Auf einer Mülldeponie in Onderstepoort entstehendes Methangas soll künftig über etwa acht Kilometer zum BMW Werk Rosslyn geleitet werden. Je nach anfallender Menge soll das Gas dann entweder in Gasgeneratoren zur Stromgewinnung eingesetzt werden oder einen Teil des in der Produktion eingesetzten Erdgases ersetzen – einer Ressource, die etwa 50 Prozent des Energieverbrauchs des Werks ausmacht. Nach vorläufigen Schätzungen können auf diese Art etwa 40 Prozent des Gasbedarfs des Werks Rosslyn gedeckt werden.

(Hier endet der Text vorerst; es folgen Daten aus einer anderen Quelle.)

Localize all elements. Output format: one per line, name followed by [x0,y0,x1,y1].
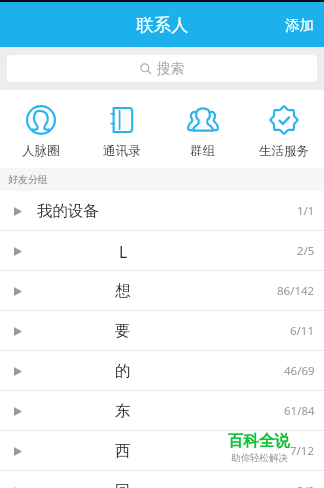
staticText: 联系人 [136,14,189,36]
button[interactable]: 添加 [273,2,324,47]
staticText: 想 [115,281,131,301]
staticText: 西 [115,441,131,461]
staticText: 7/12 [290,443,315,459]
button[interactable]: 回 [0,471,324,488]
staticText: 86/142 [277,283,315,299]
staticText: 群组 [190,143,215,159]
button[interactable]: 搜索 [7,55,317,82]
button[interactable]: 要 [0,311,324,351]
staticText: 2/5 [297,243,315,259]
staticText: 的 [115,361,131,381]
button[interactable]: 通讯录 [81,90,162,168]
staticText: 通讯录 [103,143,141,159]
staticText: 搜索 [157,60,184,77]
staticText: 6/11 [290,323,315,339]
button[interactable]: 西 [0,431,324,471]
staticText: 好友分组 [8,173,48,186]
button[interactable]: 群组 [162,90,243,168]
staticText: 人脉圈 [22,143,60,159]
staticText: 我的设备 [37,201,99,221]
button[interactable]: 我的设备 [0,191,324,231]
staticText: 助你轻松解决 [231,452,288,464]
staticText: 百科全说 [228,431,290,451]
staticText: 生活服务 [259,143,309,159]
button[interactable]: 东 [0,391,324,431]
button[interactable]: 人脉圈 [0,90,81,168]
button[interactable]: 生活服务 [243,90,324,168]
button[interactable]: L [0,231,324,271]
staticText: 1/1 [297,203,315,219]
button[interactable]: 的 [0,351,324,391]
staticText: 46/69 [284,363,315,379]
staticText: 3/9 [297,483,315,488]
staticText: 添加 [285,16,314,34]
staticText: 回 [115,481,131,488]
button[interactable]: 想 [0,271,324,311]
staticText: 要 [115,321,131,341]
staticText: L [119,241,128,262]
staticText: 东 [115,401,131,421]
staticText: 61/84 [284,403,315,419]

Initiative 3: Ausweitung des Engagements: Projektankündigung KwaZulu-Natal
Das bereits an anderen Schulen äußerst erfolgreiche durchgeführte Bildungsprojekt „BMW Maths, Science and Technology Excellence“ wird in Haupt- und Grundschulen im Nyavini-Distrikt südlich von Durban eingeführt. Die betreffenden Schulen sollen zudem in das südafrikanische SEED (School Environmental Educational Development) Programm der BMW Group aufgenommen werden, mit dem den Schülern ein nachhaltiger Lebensstil, Verantwortung für ihre Umgebung und unternehmerischem Denken nahegebracht werden soll. Ein positiver Nebeneffekt des Projekts: durch die Bewirtschaftung von SEED-Gärten im Rahmen des Programms ist sichergestellt, dass die Schüler mindestens eine nahrhafte Mahlzeit pro Tag erhalten – in diesem Teil des Landes alles andere als selbstverständlich, aber von zentraler Bedeutung für die Entwicklung der Schüler.